PATMOS « L'ILE DE L'APOCALYPSE »

 

Pour le pèlerin moderne parti à la recherche de saint Jean qui. semble-t-il, gouverna les Églises d'Asie Mineure des années 60 à 100 environ, Patmos est une étape inoubliable, C'est en effet sur cette petite île du groupe des Sporades, léchée par l'écume de la mer Égée, qu'aurait été composée l'Apocalypse.

Dès le Ve siècle avant notre ère, Patmos est mentionnée par l'historien grec Thucydide. Pline et Strabon en reparlent cinq siècles plus tard. Il semble que sa population ait d'abord été composée de Doriens, auxquels vinrent s'ajouter des colons ioniens.
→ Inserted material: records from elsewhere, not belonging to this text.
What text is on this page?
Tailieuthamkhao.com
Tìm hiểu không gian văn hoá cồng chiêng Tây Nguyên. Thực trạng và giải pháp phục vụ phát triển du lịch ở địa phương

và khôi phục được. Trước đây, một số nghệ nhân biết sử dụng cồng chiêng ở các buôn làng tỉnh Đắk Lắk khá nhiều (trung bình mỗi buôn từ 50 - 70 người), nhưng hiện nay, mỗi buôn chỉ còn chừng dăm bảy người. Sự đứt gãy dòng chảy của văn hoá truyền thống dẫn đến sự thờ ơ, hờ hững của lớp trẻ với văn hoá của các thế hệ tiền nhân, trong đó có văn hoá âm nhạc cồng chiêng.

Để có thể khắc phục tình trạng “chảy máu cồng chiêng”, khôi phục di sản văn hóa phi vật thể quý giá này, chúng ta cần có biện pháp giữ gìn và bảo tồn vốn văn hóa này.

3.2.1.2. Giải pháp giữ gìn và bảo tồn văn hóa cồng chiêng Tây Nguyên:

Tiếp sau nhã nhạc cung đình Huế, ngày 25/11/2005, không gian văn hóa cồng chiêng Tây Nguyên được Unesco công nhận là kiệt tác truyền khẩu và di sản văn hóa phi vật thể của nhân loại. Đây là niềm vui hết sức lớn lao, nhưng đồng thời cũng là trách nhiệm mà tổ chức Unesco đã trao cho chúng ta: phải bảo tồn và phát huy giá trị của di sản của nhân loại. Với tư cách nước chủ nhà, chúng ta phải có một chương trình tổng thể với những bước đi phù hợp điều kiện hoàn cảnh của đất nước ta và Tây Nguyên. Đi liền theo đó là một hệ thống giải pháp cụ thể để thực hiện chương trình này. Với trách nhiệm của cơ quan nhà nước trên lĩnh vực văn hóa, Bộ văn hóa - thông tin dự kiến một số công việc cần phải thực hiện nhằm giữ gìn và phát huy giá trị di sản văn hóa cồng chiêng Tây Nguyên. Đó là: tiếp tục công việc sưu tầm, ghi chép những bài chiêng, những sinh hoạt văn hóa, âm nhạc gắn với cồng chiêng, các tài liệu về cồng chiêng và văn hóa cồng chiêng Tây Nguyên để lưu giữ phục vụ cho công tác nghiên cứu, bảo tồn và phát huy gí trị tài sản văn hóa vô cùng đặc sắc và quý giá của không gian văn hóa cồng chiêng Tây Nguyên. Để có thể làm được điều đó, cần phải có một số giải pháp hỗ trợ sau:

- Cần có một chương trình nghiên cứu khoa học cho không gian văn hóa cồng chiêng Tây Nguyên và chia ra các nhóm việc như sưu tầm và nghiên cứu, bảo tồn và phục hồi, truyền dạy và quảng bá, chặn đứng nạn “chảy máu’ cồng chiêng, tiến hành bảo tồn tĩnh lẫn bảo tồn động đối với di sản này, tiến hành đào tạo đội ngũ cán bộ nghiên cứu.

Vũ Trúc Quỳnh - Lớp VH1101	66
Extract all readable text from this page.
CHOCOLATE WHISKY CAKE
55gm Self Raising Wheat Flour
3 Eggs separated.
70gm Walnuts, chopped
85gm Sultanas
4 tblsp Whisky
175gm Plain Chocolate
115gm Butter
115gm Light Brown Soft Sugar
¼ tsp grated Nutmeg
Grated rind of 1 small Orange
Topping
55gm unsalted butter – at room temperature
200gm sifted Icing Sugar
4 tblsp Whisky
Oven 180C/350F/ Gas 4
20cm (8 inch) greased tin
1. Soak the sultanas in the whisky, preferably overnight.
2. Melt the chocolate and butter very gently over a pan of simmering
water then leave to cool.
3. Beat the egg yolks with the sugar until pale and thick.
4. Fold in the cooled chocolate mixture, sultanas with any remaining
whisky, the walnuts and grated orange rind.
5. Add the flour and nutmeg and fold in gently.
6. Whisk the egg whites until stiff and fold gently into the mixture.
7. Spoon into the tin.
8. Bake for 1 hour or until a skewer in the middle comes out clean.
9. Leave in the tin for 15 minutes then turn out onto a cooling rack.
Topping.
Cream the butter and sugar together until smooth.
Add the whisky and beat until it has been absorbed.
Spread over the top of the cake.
L'isolement de cette île, l'aridité de son sol et son exiguïté (12,5 kilomètres, sur 9, 5 au maximum) la firent choisir, à l'époque romaine, comme lieu de déportation.

Parmi les condamnés, au temps de Domitien plutôt que de Néron, se trouvait Jean, déjà âgé. Sur la route qui va du golfe de Scala à la capitale Chora, une grotte conserve tout spécialement son souvenir. Elle est maintenant recouverte par un pittoresque ensemble de bâtiments conventuels des XIe et XVIe siècles blanchis à la chaux; on y montre, protégé par une grille et revêtu d'argent, un petit renfoncement où le visionnaire aurait logé sa tête tandis qu'il recevait l'inspiration. Au Vlle siècle, sous la pression des invasions arabes, Patmos se vida totalement de ses habitants. Quatre cents ans plus tard, un moine grec du Mont Athos, nommé Christodule, trouva l'île déserte et en obtint la cession d'Alexis Comnène, empereur de Byzance. Sur l'emplacement d'un antique sanctuaire à Artémis, il fonda le majestueux monastère-forteresse qui domine encore l'île. L'intérieur est orné de fresques médiévales de différentes époques et, dans l'église, de belles icônes aux ors vieillis scintillent.

Pour travailler à sa fondation, Christodule fit venir, de la capitale de l'empire, ouvriers habiles et spécialistes; or, il avait décidé d'interdire l'île aux femmes. Mais maçons et autres compagnons à pied d'oeuvre refusèrent d'entreprendre les travaux si leurs épouses ne s'installaient pas avec eux. Et, pour la première fois de sa vie, le terrible moine dut s'incliner.

Au fil des années, Patmos fut menacée successivement par les Génois, les Croisés, les Turcs; mais ce furent les Vénitiens qui, en 1207, l'arrachèrent à la souveraineté des empereurs byzantins.

En 1453, des chrétiens chassés de Constantinople par les Turcs vinrent y chercher refuge. Ce sont eux qui, au pied du monastère, édifièrent Chora, la capitale de l'île, aujourd'hui pittoresque ensemble de maisonnettes blanches aux formes cubiques, percées de minuscules fenêtres. Une fois de plus, la volonté de Christodule se trouvait bafouée : afin de sauvegarder l'austérité de la vie des moines, le patriarche avait interdit la construction de demeures privées aux abords de la grande maison et du recueillement! En 1461, le pape Pie Il Piccolomini prit Patmos sous sa protection, et brandit l'excommunication contre les pirates qui viendraient à la piller. L'histoire ne dit pas si la menace effraya les Barbaresques, principaux écumeurs de la Méditerranée sous la bannière de Mahomet, mais elle n'empêcha pas les Vénitiens de Morosini de revenir un jour dans l'île qu'ils avaient jadis perdue; non en pirates il est vrai, mais en maîtres.

En 1669, une école ecclésiastique, « la Patmiade », fut fondée dans les bâtiments qui recouvrent la grotte de l'Apocalypse. Elle connut vite une grande célébrité : des moines de tous les pays du monde chrétien venaient s'y instruire, profitant de l'extraordinaire collection des 735 manuscrits et des quelque 4 500 imprimés de la bibliothèque du monastère préservée du pillage.

Les bouleversements du monde moderne ont peu affecté les chrétiens de Patmos : marins ou paysans, tous sont restés fidèles à leur saint patron, et la plupart fréquentent encore avec fierté les trois cent soixante-cinq « chapelles » érigées en l'honneur de saint Jean sur leur minuscule îlot.